Komisi III DPR Desak Penyidikan Kasus Teror terhadap Andrie Yunus
MediaHub – Sejumlah anggota Komisi III DPR yang berasal dari delapan fraksi bersatu padu mendesak agar kasus teror yang menimpa Wakil Koordinator KontraS, Andrie Yunus, diusut dengan tuntas. Rapat Dengar Pendapat Umum (RDPU) ketiga kali ini digelar untuk membahas insiden penyiraman air keras yang terjadi pada 12 Maret 2026.
Pertama kali, pembahasan mengenai kasus ini dimulai pada 16 Maret, di mana Komisi III menekankan pentingnya mengungkap aktor intelektual di balik tindakan tercela tersebut. Selang dua hari kemudian, tepatnya pada 18 Maret, rapat lanjutan diadakan dan menghasilkan keputusan untuk membentuk Panitia Kerja (Panja) guna memantau perkembangan kasus Andrie lebih lanjut.
Pada pertemuan ketiga ini, Ketua Komisi III DPR, Habiburokhman, mengungkapkan bahwa Panja akan diperluas dengan melibatkan seluruh anggota dan pimpinan fraksi di Komisi III. Ia juga membuka kemungkinan untuk melibatkan anggota dari Komisi lain, terutama yang berfokus pada hak asasi manusia.
“Rapat hari ini belum menghasilkan kesimpulan final, karena kami khawatir jika memutuskan sekarang bisa jadi prematur. Namun, yang pasti, kami akan mengadakan rapat pleno khusus mengenai masalah ini,” ungkap Habib di akhir rapat pada Selasa (31/3).
Poin-Poin Penting Rapat
Berikut adalah poin-poin penting yang dihasilkan dari rapat lanjutan ketiga terkait kasus Andrie Yunus:
- Fraksi PDIP dan Demokrat menyetujui pembentukan Tim Gabungan Pencari Fakta (TGPF) untuk mengusut tuntas teror air keras terhadap Andrie.
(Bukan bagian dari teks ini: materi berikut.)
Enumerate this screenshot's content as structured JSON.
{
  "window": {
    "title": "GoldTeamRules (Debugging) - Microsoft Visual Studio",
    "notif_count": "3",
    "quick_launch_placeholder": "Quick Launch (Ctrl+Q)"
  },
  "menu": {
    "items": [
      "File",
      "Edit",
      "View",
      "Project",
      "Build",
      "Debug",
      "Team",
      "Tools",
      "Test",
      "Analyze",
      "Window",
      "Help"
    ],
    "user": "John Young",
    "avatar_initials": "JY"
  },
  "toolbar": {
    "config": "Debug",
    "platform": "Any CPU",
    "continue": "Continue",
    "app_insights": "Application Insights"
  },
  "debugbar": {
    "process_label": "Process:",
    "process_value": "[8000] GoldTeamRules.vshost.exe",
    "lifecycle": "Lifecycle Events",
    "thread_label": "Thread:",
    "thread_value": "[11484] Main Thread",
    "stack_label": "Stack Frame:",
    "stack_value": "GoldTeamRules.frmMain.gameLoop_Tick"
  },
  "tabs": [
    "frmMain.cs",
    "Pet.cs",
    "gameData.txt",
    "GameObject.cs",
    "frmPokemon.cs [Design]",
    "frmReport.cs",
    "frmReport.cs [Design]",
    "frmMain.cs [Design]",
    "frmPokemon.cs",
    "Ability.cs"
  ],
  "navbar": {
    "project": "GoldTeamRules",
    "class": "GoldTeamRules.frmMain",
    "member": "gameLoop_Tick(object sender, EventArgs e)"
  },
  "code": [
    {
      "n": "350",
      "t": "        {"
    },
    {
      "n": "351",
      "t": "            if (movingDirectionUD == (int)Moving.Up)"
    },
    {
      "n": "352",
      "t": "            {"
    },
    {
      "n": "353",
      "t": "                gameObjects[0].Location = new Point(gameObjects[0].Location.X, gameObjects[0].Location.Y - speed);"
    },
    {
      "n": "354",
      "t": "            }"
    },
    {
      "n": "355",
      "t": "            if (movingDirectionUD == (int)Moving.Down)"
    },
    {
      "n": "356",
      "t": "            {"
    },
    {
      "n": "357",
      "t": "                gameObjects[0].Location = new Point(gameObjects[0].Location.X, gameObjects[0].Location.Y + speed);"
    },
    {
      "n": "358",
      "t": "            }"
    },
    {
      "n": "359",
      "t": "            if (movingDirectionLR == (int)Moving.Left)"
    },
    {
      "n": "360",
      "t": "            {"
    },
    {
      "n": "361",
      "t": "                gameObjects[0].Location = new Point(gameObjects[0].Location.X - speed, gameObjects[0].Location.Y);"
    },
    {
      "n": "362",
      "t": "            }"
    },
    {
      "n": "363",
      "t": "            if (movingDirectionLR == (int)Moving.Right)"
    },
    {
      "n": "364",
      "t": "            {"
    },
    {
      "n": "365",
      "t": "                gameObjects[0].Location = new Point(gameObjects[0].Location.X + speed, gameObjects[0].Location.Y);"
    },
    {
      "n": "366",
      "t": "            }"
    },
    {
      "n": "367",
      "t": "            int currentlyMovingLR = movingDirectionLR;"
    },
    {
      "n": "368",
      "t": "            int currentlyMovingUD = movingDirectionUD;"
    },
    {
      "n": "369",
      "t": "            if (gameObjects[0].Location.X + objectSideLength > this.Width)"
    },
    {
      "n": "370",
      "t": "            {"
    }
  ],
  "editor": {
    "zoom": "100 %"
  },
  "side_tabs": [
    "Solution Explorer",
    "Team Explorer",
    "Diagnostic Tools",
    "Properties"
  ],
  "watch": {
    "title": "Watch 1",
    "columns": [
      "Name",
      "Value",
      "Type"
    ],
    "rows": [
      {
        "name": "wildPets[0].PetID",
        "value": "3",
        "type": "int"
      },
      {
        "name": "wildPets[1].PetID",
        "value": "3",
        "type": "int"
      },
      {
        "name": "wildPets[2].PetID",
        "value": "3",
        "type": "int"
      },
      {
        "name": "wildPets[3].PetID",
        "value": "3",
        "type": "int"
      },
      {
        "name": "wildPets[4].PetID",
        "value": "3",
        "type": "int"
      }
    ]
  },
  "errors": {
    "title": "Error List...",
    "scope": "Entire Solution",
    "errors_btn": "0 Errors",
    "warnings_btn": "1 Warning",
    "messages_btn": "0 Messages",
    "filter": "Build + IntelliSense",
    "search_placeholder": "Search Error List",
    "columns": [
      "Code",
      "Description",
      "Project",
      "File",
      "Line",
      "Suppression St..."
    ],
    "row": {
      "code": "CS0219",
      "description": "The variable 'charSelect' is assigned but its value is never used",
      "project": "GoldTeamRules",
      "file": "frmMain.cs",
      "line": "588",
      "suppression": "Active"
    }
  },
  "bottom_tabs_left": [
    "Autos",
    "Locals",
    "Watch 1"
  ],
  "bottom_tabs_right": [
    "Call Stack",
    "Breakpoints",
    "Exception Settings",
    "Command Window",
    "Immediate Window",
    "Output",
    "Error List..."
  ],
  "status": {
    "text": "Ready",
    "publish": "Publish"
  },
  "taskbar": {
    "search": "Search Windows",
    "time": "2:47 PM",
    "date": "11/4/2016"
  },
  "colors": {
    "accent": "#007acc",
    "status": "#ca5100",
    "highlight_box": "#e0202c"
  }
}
I Wayan Sudirta dari PDIP menekankan pentingnya proses independen dalam penyelesaian kasus ini.
- Benny Kabur Harman dari Fraksi Demokrat mendorong agar TGPF melibatkan sejumlah lembaga dan tokoh terkemuka demi menambah kredibilitas dan komitmen Presiden.
- Irjen Pol purnawirawan Rikwanto dari Fraksi Golkar menyimpulkan bahwa pelimpahan kasus ke Puspom TNI masih menjadi perdebatan, namun berharap semua pihak dapat mengikuti perkembangan kasus dengan seksama.
- Mangihut Sinaga, rekan dari Fraksi Golkar, mengusulkan agar proses peradilan dilakukan secara sinergis antara militer dan umum untuk mengungkap aktor intelektual dengan terang.
- Anggota dari Fraksi NasDem, Rudianto Lallo, menekankan agar penegak hukum segera menemukan aktor intelektual di balik teror ini, dengan dukungan instruksi Presiden.
- Bimantoro dari Fraksi Gerindra juga menegaskan pentingnya pengungkapan aktor intelektual sebagai prioritas utama dalam penyidikan kasus ini.
- Mercy Barends dari PDIP menganggap teror terhadap Andrie adalah pelanggaran HAM berat dan mempertanyakan pengalihan kasus ke Puspom TNI.
Mercy menambahkan, penegakan hukum terhadap kasus Andrie merupakan bentuk pembelaan terhadap demokrasi, karena tindakan terorisme tidak seharusnya menjadi bagian dari proses demokrasi.